Cheung first spoke on Tuesday as the second government witness in the long-awaited trial of Holmes, which faces a dozen federal fraud and conspiracy charges over allegations she knowingly misled investors, patients and doctors on the capabilities of his company’s exclusive blood. test the technology. Holmes, who has pleaded not guilty, faces up to 20 years in prison.

Cheung previously recounted being eager to work for a founder promising patients the ability to test for diseases like cancer and diabetes with just a few drops of blood, only to become “really stressed and uncomfortable with what was going on.” , as she said. Wednesday.

Many details of Cheung’s experience have come to light over the years as she has become a prominent figure in the history of the disgraced startup. Cheung, who contacted the Centers for Medicare and Medicaid Services to investigate Theranos in 2015, was featured in “Bad Blood,” the definitive book on society by Wall Street Journal reporter John Carreyrou who first broke it. story, as well as in the HBO documentary “The Inventor”. She also gave a TED talk on her experience as a whistleblower.

She testified that she had “amassed a lot of evidence” suggesting that the company’s technology was not adequate and that she did not feel comfortable performing tests on patients. “I was trying to talk to as many people as possible but I didn’t seem to get it,” she said on Wednesday, noting that she eventually, as a “last resort”, spoke with a Wall Street Journal reporter, presumably Carreyrou although not directly named, who contacted her about an investigation into the company.

The prosecution presented a chart on Wednesday that included internal data from March 2014 showing that about 25% of tests on Theranos proprietary devices failed quality control. Cheung, who left the following month, said this differed significantly from the failure rate of third-party testing devices approved by the U.S. Food and Drug Administration. The latter rarely failed, she said.

During cross-examination, Holmes’ defense attorney Lance Wade attempted to point out Cheung’s lack of experience and qualifications as a young college graduate whose first job was with the startup by having him recount the names and qualifications of the superiors of his team, including those with doctorate, medical degrees.

Addressing his testimony about the omission of outlier data, Wade showed benchmarking charts indicating that Theranos disclosed when that data was removed to show it was being considered. He also presented jurors with the names of those who signed Theranos ‘validation documents for regulators, including the lab director – Holmes’ signature was not there. In the opening defense statement last week, Wade pointed out to jurors that it is ultimately the lab director – not the CEO – who decides the accuracy and reliability of the tests.

His cross-examination of Cheung will continue when the trial resumes on Friday.

There was little direct mention of Holmes during the early hours of Cheung’s testimony on Wednesday, but towards the end of her questioning, the prosecution asked if she had considered speaking to Holmes directly before resigning over her concerns . Cheung said she did not, citing a close relationship with a colleague, Tyler Shultz, who was also a Theranos whistleblower and whose grandfather – former Secretary of State George Shultz – sat in the board of directors of the company.
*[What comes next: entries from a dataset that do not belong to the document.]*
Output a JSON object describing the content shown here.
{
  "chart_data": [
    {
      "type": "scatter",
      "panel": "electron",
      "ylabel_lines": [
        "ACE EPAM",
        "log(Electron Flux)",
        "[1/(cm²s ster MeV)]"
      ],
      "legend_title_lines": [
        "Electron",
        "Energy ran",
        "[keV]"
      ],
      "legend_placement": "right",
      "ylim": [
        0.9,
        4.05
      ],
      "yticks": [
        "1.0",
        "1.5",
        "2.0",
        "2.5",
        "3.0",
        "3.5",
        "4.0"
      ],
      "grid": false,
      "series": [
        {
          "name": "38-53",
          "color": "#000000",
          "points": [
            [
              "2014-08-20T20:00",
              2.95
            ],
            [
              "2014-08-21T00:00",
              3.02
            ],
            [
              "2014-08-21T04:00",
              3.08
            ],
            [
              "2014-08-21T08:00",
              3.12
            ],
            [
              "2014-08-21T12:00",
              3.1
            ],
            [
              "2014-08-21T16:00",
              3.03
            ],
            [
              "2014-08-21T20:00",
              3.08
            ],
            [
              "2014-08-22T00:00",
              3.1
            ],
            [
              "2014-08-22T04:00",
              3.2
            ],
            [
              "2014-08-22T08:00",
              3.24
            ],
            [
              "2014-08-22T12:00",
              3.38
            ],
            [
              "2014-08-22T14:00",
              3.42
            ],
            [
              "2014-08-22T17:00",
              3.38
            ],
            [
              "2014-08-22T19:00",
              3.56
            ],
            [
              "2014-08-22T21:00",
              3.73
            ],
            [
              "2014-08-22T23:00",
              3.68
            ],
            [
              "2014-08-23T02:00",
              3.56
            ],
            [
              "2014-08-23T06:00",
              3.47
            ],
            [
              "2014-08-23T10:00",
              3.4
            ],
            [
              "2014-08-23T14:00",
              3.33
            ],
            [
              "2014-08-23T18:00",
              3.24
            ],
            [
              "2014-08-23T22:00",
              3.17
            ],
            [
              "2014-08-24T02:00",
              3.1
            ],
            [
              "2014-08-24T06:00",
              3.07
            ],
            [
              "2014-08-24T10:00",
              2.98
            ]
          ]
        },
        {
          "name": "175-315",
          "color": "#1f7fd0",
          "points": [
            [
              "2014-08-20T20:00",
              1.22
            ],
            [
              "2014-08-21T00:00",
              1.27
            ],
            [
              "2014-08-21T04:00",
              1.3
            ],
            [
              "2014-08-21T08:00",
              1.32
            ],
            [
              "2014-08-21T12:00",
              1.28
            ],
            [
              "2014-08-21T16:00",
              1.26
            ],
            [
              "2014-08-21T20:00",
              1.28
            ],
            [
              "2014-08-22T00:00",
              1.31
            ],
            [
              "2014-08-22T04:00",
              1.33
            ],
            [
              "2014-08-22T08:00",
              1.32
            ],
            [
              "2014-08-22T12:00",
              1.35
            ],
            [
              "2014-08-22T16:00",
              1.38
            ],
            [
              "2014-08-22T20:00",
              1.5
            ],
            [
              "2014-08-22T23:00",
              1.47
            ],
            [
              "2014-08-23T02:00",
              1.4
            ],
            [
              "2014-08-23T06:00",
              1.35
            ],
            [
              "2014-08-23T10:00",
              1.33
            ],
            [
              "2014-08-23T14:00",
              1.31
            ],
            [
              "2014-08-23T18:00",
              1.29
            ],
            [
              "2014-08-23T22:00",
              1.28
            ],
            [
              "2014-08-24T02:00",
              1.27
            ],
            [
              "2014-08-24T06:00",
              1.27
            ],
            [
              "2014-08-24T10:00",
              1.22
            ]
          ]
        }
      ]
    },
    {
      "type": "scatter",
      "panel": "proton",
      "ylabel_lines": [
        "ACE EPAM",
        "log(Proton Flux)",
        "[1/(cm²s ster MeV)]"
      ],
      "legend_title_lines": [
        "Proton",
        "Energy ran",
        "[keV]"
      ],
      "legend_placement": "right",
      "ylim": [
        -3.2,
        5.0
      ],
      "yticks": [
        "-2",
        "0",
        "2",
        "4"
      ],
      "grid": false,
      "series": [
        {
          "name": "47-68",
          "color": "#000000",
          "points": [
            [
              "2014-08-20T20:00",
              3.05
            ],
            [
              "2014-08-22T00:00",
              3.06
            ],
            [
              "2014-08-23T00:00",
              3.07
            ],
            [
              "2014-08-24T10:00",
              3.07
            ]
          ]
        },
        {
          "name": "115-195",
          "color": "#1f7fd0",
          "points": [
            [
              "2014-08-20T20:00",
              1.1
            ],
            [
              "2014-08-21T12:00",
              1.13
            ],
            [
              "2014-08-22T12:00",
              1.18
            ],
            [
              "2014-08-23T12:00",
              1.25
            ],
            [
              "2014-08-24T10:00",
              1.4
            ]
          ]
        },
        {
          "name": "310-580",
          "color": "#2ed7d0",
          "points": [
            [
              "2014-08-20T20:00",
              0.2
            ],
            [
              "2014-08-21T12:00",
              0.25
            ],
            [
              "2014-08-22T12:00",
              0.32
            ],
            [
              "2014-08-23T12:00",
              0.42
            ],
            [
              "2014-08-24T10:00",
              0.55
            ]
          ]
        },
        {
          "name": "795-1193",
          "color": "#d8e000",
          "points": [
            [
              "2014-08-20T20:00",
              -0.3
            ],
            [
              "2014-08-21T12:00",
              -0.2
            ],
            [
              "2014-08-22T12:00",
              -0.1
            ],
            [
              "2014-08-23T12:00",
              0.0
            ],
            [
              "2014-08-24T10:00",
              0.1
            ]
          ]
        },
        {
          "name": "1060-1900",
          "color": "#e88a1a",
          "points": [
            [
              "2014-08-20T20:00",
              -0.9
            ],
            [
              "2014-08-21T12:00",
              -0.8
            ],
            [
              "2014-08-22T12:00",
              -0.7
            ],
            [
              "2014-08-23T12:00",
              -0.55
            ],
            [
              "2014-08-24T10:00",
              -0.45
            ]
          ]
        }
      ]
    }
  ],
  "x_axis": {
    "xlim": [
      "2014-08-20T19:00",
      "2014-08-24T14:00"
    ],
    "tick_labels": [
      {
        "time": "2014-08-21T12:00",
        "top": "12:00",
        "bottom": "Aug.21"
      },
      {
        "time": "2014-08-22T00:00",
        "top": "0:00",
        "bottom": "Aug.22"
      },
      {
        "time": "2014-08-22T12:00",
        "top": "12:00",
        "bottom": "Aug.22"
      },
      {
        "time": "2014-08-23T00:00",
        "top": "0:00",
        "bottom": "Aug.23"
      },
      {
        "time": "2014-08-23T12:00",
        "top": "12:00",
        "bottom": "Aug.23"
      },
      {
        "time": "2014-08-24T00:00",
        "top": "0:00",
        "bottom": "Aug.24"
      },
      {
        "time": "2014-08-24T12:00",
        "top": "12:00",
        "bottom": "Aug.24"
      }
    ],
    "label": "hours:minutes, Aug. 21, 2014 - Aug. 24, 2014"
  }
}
Tyler Shultz, Cheung said, had emailed Holmes about some of the same concerns she had raised, including quality control. (Cheung said Tyler Shultz had a closer relationship with Holmes, so she didn’t do it herself.)

Cheung said she and Shultz also met with her grandfather, who has since passed away, to share their concerns with him. Tyler Shultz is also an expected witness.

According to a court document filed last week, Theranos spent more than $ 150,000 on a private investigator to spy on Cheung and Shultz.

Years after leaving the company, the two started a nonprofit called Ethics in Entrepreneurship.